The staff of the Chief of Naval Education and Training (CNET) is working to develop and implement simulation-based decision support processes for the enterprise. This capability will streamline critical training support processes and eliminate data redundancy, resulting in improved utilization of resources. This paper will describe the approach CNET analysts have used to improve decision support capability through simulation, data warehousing, and web-enabled technology. This integrated approach provides a standard methodology that can be replicated throughout Navy organizations, improving decision support processes, and reducing future resource requirements.
While great progress has been made in the application of information technology to decision making for Navy training, the implementation of narrowly focused applications has resulted in a whole new set of problems and challenges. Multiple systems, implemented independently, meant data redundancy and lack of integration across the enterprise. Many of these systems contained the same data elements, but with different values, leaving managers searching for ground-truth information for decision-making.

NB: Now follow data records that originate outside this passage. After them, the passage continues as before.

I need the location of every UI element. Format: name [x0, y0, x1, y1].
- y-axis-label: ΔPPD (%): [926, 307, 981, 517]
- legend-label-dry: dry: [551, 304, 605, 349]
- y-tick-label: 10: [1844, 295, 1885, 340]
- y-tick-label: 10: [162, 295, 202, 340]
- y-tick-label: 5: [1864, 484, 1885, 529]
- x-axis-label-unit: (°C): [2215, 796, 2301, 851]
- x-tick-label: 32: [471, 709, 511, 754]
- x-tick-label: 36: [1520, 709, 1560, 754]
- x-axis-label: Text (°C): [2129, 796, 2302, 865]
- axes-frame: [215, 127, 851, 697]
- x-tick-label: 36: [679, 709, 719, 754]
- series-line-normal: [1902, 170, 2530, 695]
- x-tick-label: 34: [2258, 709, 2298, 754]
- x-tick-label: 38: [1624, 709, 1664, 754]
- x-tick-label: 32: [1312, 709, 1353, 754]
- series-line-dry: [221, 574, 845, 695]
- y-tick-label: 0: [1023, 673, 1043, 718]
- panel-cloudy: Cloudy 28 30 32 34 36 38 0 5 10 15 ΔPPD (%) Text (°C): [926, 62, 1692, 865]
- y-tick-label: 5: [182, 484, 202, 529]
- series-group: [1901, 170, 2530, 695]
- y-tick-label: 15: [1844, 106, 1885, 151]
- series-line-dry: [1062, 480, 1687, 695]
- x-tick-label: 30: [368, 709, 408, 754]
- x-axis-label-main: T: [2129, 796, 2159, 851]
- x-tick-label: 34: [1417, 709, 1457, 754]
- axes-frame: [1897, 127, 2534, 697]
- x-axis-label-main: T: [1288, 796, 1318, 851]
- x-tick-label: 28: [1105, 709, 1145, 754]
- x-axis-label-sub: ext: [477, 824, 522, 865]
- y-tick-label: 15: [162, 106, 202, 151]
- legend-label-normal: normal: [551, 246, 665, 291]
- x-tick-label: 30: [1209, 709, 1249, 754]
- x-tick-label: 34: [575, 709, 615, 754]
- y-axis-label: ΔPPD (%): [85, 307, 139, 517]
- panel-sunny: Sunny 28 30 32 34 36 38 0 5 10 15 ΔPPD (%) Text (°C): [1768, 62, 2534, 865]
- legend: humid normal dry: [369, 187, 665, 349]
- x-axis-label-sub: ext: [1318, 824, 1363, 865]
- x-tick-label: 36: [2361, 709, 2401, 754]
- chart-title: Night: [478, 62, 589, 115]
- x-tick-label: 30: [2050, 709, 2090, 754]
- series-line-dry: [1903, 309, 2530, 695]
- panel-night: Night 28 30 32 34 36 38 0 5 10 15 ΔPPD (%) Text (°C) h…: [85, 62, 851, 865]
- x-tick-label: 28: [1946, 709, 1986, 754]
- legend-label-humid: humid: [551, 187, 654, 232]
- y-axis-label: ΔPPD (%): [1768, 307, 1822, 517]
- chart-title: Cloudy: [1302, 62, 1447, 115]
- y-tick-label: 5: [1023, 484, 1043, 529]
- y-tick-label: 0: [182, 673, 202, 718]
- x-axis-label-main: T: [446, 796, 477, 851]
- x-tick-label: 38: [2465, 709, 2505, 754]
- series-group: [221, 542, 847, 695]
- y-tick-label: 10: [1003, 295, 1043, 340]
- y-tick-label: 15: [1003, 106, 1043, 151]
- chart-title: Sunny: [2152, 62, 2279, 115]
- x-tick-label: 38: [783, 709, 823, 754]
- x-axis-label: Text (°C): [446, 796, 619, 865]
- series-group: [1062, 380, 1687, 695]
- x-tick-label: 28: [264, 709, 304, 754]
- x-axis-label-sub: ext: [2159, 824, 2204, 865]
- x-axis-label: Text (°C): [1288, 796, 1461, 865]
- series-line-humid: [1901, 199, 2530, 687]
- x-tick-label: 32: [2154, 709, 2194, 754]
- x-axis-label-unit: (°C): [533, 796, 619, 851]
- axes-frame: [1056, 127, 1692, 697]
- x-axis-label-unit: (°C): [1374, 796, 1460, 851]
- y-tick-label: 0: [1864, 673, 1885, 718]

The ability to access quality data is a major obstacle in building simulation-based decision support capability. Since most processes cross functional boundaries, the data required to create simulation models is frequently found in multiple data sources that were never meant to connect outside the application. Other data required for development of business simulations, such as processing times and resource allocations, is simply not captured anywhere. Data warehouse technology became critical for addressing the data migration problem. The challenge was how to seamlessly integrate multiple data sources contained in these many systems.
Through the use of a well-defined architecture, structured methodology, web-based data mart development, and simulation technology, CNET analysts and information technologists are building decision support capability to greatly enhance training support processes and systems. A hybrid approach using structured High-Level Architecture (HLA) data modeling techniques and rapid prototyping provided timely answers while maintaining the necessary structure to capture data for knowledge sharing and reuse. The standard methodology incorporated and lessons learned described in this paper will be beneficial to any organization attempting to build simulation-based decision support capability in today's dynamic environment.